Who can you trust in the marketplace of deceit, coverup and breach of fiduciary duties? Well let's see. Can we trust the boards of directors of these companies, the outside accounting firms, the outside law firms, the state and federal regulators, the state and federal legislative committees? To ask the question of these supposed sentinels is to answer it. They, year after year, look the other way. They are paid to look the other way or they are receiving campaign contributions to look the other way. Still they cannot be excused. There is something rotten in the state of Wall Street, in the state of brokerdom or agentdom. Yet the carrier of the rot never seems to go to jail to have time to think things over. The thefts never seem to be paid back fully plus interest and penalties.

I listened to a recent House hearing on C-Span radio a few weeks ago watching a minuet between the Subcommittee Chairman, who used to be in the real estate industry, lather witnesses from his former occupation whowere denouncing one of the very few pro-consumer moves by the Bush Administration. This proposed rule would require mortgage brokers to disclose how much they are paid (wholesale markups are the euphemism) so that consumers can compare costs and upfront fees. The corporate witnesses were trying to explain that the Department of Housing and Urban Affairs proposal would cost consumers more and produce no benefit. That's what they think about the consumer's right to know and deconstruct the gobbledygook called "yield spread premium."

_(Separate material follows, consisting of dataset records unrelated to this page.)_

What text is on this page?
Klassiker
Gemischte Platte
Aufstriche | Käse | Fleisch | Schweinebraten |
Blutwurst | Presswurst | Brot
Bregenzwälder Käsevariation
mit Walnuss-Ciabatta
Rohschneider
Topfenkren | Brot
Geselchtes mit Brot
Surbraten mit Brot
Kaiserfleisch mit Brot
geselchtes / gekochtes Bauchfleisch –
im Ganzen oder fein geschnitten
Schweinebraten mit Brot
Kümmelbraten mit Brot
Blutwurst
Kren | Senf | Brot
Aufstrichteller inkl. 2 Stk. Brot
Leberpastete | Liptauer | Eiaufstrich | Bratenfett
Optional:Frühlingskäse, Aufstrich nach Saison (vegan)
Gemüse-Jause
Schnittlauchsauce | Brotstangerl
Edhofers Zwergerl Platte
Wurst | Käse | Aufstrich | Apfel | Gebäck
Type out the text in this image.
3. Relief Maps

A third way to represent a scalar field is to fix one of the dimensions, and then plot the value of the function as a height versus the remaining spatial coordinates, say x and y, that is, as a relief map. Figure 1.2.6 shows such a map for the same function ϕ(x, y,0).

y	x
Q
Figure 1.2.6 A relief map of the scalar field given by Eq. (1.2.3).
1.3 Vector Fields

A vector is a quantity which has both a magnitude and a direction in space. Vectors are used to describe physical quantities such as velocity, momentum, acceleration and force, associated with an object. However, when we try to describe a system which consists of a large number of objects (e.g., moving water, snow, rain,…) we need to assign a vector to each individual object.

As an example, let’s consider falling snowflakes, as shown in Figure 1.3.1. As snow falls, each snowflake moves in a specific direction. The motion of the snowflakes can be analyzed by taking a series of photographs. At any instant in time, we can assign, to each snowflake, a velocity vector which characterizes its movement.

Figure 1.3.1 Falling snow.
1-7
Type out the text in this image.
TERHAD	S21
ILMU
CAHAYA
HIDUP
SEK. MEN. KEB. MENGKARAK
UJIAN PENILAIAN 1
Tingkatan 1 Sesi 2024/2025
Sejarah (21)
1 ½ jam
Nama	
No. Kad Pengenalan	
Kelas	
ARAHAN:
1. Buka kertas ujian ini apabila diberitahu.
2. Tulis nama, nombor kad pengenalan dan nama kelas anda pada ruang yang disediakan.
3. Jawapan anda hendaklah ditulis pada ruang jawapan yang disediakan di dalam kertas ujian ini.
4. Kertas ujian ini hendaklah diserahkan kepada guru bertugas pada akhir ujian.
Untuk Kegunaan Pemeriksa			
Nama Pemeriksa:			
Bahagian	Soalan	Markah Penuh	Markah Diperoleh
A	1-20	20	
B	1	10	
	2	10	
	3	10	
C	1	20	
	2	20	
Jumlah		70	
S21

The remarkable resistance of corporate crime and fraud to being uprooted through the years suggests that they are above and beyond the law, when they do not produce the enabling laws in the first place that gives them de facto immunity and cover. Examples are their lobbying to repeal the usury laws in the Seventies in most states, or making sure that the laws do not have criminal penalties for criminal practices.

Caveat emptor (let the buyer beware) is our governments' consumer protection policies these days. Some day, consumers will band together and do the uprooting themselves.